Life on earth is utterly dependent on healthy oceans. They produce much of the oxygen we breathe, cycle the carbon dioxide, and regulate the weather we experience. Perhaps it is the vastness of the oceans that has made us complacent about its capacity to keep absorbing our toxic wastes?
After a year of global ocean meetings, the international community is finally facing up to the reality of polluted, depleted oceans.
Toxic waste has been pouring into our oceans since the industrial revolution. Oceans have been treated as bottomless pits — the “away” place where industrial and domestic wastes are sent to “disappear.” As the giant global sump collecting our sewage, rubbish, pesticides, run-off, and industrial emissions — it appears the oceans’ generosity has reached critical limits.
There is no hiding. Plastics and chemical pollutants now contaminate the most remote and deepest parts of the ocean. Despite the global ocean covering 71 percent of the earth’s surface and holding 97 percent of the earth’s water, scientists have found that tiny shrimp inhabiting the vast, remote depths of the Mariana Trench are loaded with toxic polychlorinated biphenyl — or PCBs — and brominated flame retardants at levels comparable to the world’s contaminated industrialized regions.

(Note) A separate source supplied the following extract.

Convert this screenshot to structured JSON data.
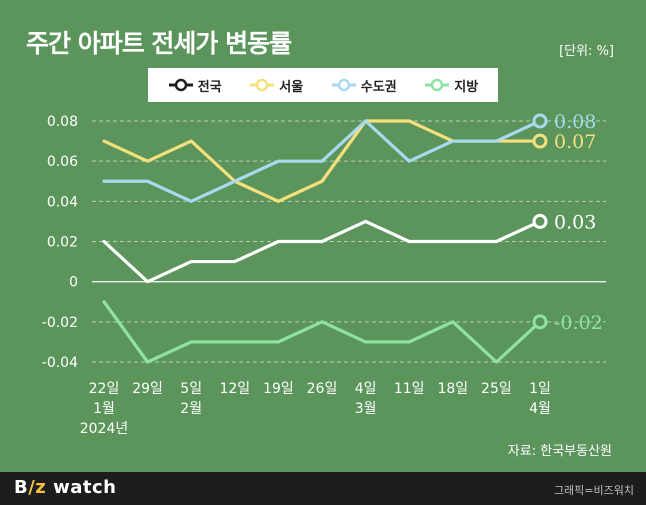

We recently compiled a comprehensive report, “Ocean Pollutants Guide — Toxic Threats to Human health and Marine Life,” detailing the twin plastic and pollution problem that is dramatically impacting the health of marine ecosystems everywhere. While marine plastic pollution has garnered the world’s attention with the visuals of giant gyres of plastic and soupy layers of microplastics, it is the invisible and persistent pollutants contaminating the marine environment and hitchhiking on plastics that have created a toxic timebomb.
Highly persistent chemical pollutants are already altering the reproduction and behavior of marine animals and impacting their immune systems, making survival even harder by altering their capacity to respond to disease.